What do you think is the single weakest link in the current
(or future) modeling scenarios ?
What parts of the data sets are the worst ?
(Tim Marshall once said "Upper Air", --still true ?)
How bad is it ?
For short term (Day 1) forecasting, how much of a problem is
machine epsilon / butterfly effect ?
I imagine that it is probably dwarfed by the data problem.
When we "idealize" a data set, do we fill in the gaps with
smooth transitions ? Or do we do regression and fluctuate
around the "means" with a sort of random "grainy" character ?
Any help would be appreciated.
Any good articles / books for someone who wants to get started
in the subject area of meso/micro-scale WX modeling ?
In my opinion, the spatial resolution of the availability of data will be the biggest factor to hinder significant improvements in small-scale NWP. The highest resolution data we have to put into a NWP model comes from a network like the Oklahoma mesonet, in which stations are probably 20-30 km apart on average. Yet we're trying to run models at kilometer scale resolution. There's at least an order of magnitude difference there. Non-surface-based data is even more sparse, as all we have is the NWS raob network, some number of airplane obs (quality?), and a small number of independent measurements or supplemental sounding sites.
To answer your question about idealizing data sets, both types of assimilation are being researched. Current operational models generally use fixed covariance data assimilation schemes that generally cause assimilated data to be assimilated smoothly and evenly between all data points, but assimilation schemes using flow-dependent covariances exist and can be used. They are more computationally expensive, however, and you aren't likely to see them in widespread use anytime soon.

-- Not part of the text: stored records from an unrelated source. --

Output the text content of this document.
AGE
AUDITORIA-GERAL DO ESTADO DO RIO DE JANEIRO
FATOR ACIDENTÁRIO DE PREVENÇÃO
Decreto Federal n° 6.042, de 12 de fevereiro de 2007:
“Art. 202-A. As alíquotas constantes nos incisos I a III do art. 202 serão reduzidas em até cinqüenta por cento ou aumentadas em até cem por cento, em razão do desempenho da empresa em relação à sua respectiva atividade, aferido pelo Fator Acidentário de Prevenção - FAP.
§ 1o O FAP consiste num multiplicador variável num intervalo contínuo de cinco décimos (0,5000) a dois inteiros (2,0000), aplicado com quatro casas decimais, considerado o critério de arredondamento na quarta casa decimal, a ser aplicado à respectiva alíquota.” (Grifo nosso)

This is not to say that there is no hope in numerical weather prediction at small scales. Running models on the kilometer scale offers an immense amount of detail and realism that can't be obtained from lower-resolution models. This realism is very helpful in forecasting some general characteristics of the weather rather than specifics. For example, a 2 km model may initiate storms along a dryline at 2115Z, but the actual storms may develop at 2145Z and with distance errors of several tens of kilometers. Compared to the size and length scales of the storms, those errors are terrible! But compared to the applicable scales for a NWS forecaster, those are acceptable since the forecaster was given information on the 1) storm mode, 2) approximate initiation time, 3) approximate number of cells, 4) approximate orientation of lines of cells, and 5) evolution of the cells (either persistent discrete storms or building upscale into an MCS), which is all very helpful despite the lack of true accuracy. We're really nudging up against the asymptotic limit of predictability once we're down to kilometer scale, so it would be unrealistic to expect smaller errors than those described in the example above. We need to improve the data used to feed the model as well as the model physics (in particular at kilometer scales: microphysics, PBL, land surface, and radiation schemes).